Homeless In New York
The politicians in New York have come up with an interesting program to help the homeless:
New York has found a novel, if expensive, way of dealing with its overcrowded shelters – buying one-way tickets for homeless families to leave the city.
Under the initiative, by the administration of the mayor, Michael Bloomberg, hundreds of families have been given plane, rail, and bus tickets and even petrol vouchers to leave the city. One homeless family of five was given $6,332 (nearly £4,000) worth of travel costs to Paris, according to the New York Times.
The city justifies such costs because it argues the alternative is more expensive. It costs New York’s taxpayers $36,000 to put up a homeless family in a night shelter for a year.

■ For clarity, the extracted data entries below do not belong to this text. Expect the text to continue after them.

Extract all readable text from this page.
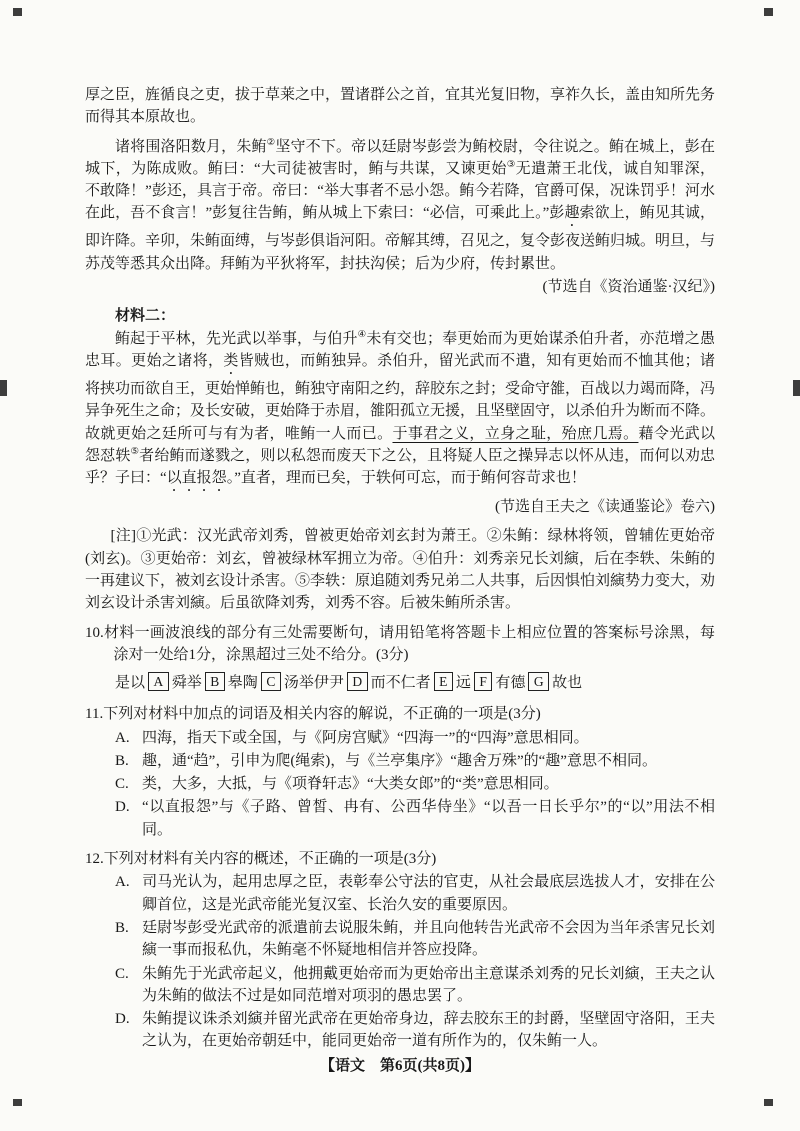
厚之臣，旌循良之吏，拔于草莱之中，置诸群公之首，宜其光复旧物，享祚久长，盖由知所先务而得其本原故也。

诸将围洛阳数月，朱鲔②坚守不下。帝以廷尉岑彭尝为鲔校尉，令往说之。鲔在城上，彭在城下，为陈成败。鲔曰：“大司徒被害时，鲔与共谋，又谏更始③无遣萧王北伐，诚自知罪深，不敢降！”彭还，具言于帝。帝曰：“举大事者不忌小怨。鲔今若降，官爵可保，况诛罚乎！河水在此，吾不食言！”彭复往告鲔，鲔从城上下索曰：“必信，可乘此上。”彭趣索欲上，鲔见其诚，即许降。辛卯，朱鲔面缚，与岑彭俱诣河阳。帝解其缚，召见之，复令彭夜送鲔归城。明旦，与苏茂等悉其众出降。拜鲔为平狄将军，封扶沟侯；后为少府，传封累世。

(节选自《资治通鉴·汉纪》)

材料二：

鲔起于平林，先光武以举事，与伯升④未有交也；奉更始而为更始谋杀伯升者，亦范增之愚忠耳。更始之诸将，类皆贼也，而鲔独异。杀伯升，留光武而不遣，知有更始而不恤其他；诸将挟功而欲自王，更始惮鲔也，鲔独守南阳之约，辞胶东之封；受命守雒，百战以力竭而降，冯异争死生之命；及长安破，更始降于赤眉，雒阳孤立无援，且坚壁固守，以杀伯升为断而不降。故就更始之廷所可与有为者，唯鲔一人而已。于事君之义，立身之耻，殆庶几焉。藉令光武以怨怼轶⑤者绐鲔而遂戮之，则以私怨而废天下之公，且将疑人臣之操异志以怀从违，而何以劝忠乎？子曰：“以直报怨。”直者，理而已矣，于轶何可忘，而于鲔何容苛求也！

(节选自王夫之《读通鉴论》卷六)

[注]①光武：汉光武帝刘秀，曾被更始帝刘玄封为萧王。②朱鲔：绿林将领，曾辅佐更始帝(刘玄)。③更始帝：刘玄，曾被绿林军拥立为帝。④伯升：刘秀亲兄长刘縯，后在李轶、朱鲔的一再建议下，被刘玄设计杀害。⑤李轶：原追随刘秀兄弟二人共事，后因惧怕刘縯势力变大，劝刘玄设计杀害刘縯。后虽欲降刘秀，刘秀不容。后被朱鲔所杀害。

10.材料一画波浪线的部分有三处需要断句，请用铅笔将答题卡上相应位置的答案标号涂黑，每涂对一处给1分，涂黑超过三处不给分。(3分)

是以 A 舜举 B 皋陶 C 汤举伊尹 D 而不仁者 E 远 F 有德 G 故也

11.下列对材料中加点的词语及相关内容的解说，不正确的一项是(3分)

A. 四海，指天下或全国，与《阿房宫赋》“四海一”的“四海”意思相同。

B. 趣，通“趋”，引申为爬(绳索)，与《兰亭集序》“趣舍万殊”的“趣”意思不相同。

C. 类，大多，大抵，与《项脊轩志》“大类女郎”的“类”意思相同。

D. “以直报怨”与《子路、曾皙、冉有、公西华侍坐》“以吾一日长乎尔”的“以”用法不相同。

12.下列对材料有关内容的概述，不正确的一项是(3分)

A. 司马光认为，起用忠厚之臣，表彰奉公守法的官吏，从社会最底层选拔人才，安排在公卿首位，这是光武帝能光复汉室、长治久安的重要原因。

B. 廷尉岑彭受光武帝的派遣前去说服朱鲔，并且向他转告光武帝不会因为当年杀害兄长刘縯一事而报私仇，朱鲔毫不怀疑地相信并答应投降。

C. 朱鲔先于光武帝起义，他拥戴更始帝而为更始帝出主意谋杀刘秀的兄长刘縯，王夫之认为朱鲔的做法不过是如同范增对项羽的愚忠罢了。

D. 朱鲔提议诛杀刘縯并留光武帝在更始帝身边，辞去胶东王的封爵，坚壁固守洛阳，王夫之认为，在更始帝朝廷中，能同更始帝一道有所作为的，仅朱鲔一人。

【语文　第6页(共8页)】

Families can qualify for the tickets if they have a relative in another part of the world, including the US, who says they are willing to house them.
Since the $500,000-a-year scheme was launched in 2007, 550 homeless families have been paid to leave the city. None have come back.
“We want to divert as many families as we can that need assistance,” Vida Chavez-Downes, a city official said.
“We have paid for visas, we’ve gone down to the consulate, we’ve provided letters, we’ve paid for passports for people to go. Anyone who comes through our door.”
Critics have dismissed the initiative as a gimmick.
Arnold Cohen, head of a New York campaign group, Partnership for the Homeless, told the New York Times: “The city is engaged in cosmetics. What we’re doing is passing the problem of homelessness to another city. We’re taking people from a shelter bed here to the living room couch of another family. Essentially, this family is still homeless.”
What they are really doing is twofold – saving taxpayers’ money and getting people off the street and back with people who can help them get their lives back together. Even if the family hasn’t historically got on, it is a harsh parent or sibling who would turn away a blood relation at their lowest ebb. They would get support which the authorities have shown that they are unable to provide effectively, and that taxpayers don’t want to pay for.
Who knows, this scheme could have knock-on effects throughout whole families and communities as people rally round.
Obviously this is not the solution to the problem of homelessness. Only so many homeless people can be helped this way and, of course, some of them will get rejected by their relatives and simply end up homeless in a new area. However this is cheaper, smarter, and more likely to produce good results for the people who are participating than the current system of homeless shelters and police harassment.
All in all, that makes it a good idea.